Before heading out to the hospital, I looked for my brother’s paperback copy. The books at home are all over the place. They were not in any particular arrangement—certainly not in the Dewey Decimal Classification System—but I could at least recall a general area where I may have placed a particular novel, for instance. Now the books are even more jumbled. When the earthquake struck, a bookshelf collapsed. The books were scattered on the floor. Neneng, our househelp, put the books back in place. She did a great job of arranging the books, but it’s hard to find a specific book now.

I first read The Road in 2011. My father was alive then. It’s now 2026, Tatay has passed away. I thought about Amanda Petrusich's sobering New Yorker piece, where she wrote, “Grief forces a kind of radical transformation, for better or for worse. I found it to be a shockingly generative state: I’d never been more pliable, tender, open, or raw.” That’s pretty much the state The Road brings me back to: pliable, tender, open and raw. It's been eight years after Tatay had died.

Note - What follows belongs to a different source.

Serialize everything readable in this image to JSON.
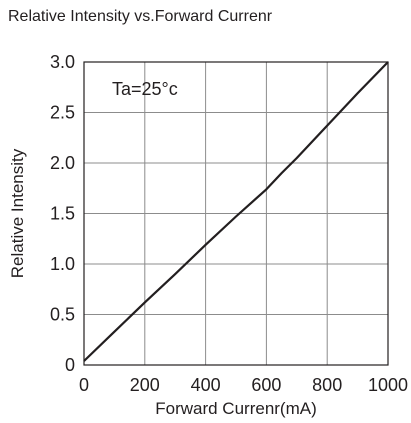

The magic of literature is how infinite a piece of work can be read, depending on the reader's context, mood, overall state of mind. 

In The Road is a scene where the father pulls the trigger to save his son. The books encourages me to remember Tatay, in whose presence I felt most safe:

When they’d eaten he took the boy out on the gravelbar below the bridge and he pushed away the thin shore ice with a stick and they knelt there while he washed the boy’s face and his hair. The water was so cold the boy was crying. They moved down the gravel to find fresh water and he washed his hair again as well as he could and finally stopped because the boy was moaning with the cold of it. He dried him with the blanket, kneeling there in the glow of the light with the shadow of the bridge’s understructure broken across the palisade of treetrunks beyond the creek. This is my child, he said. That is my job. Then he wrapped him in the blanket and carried him to the fire.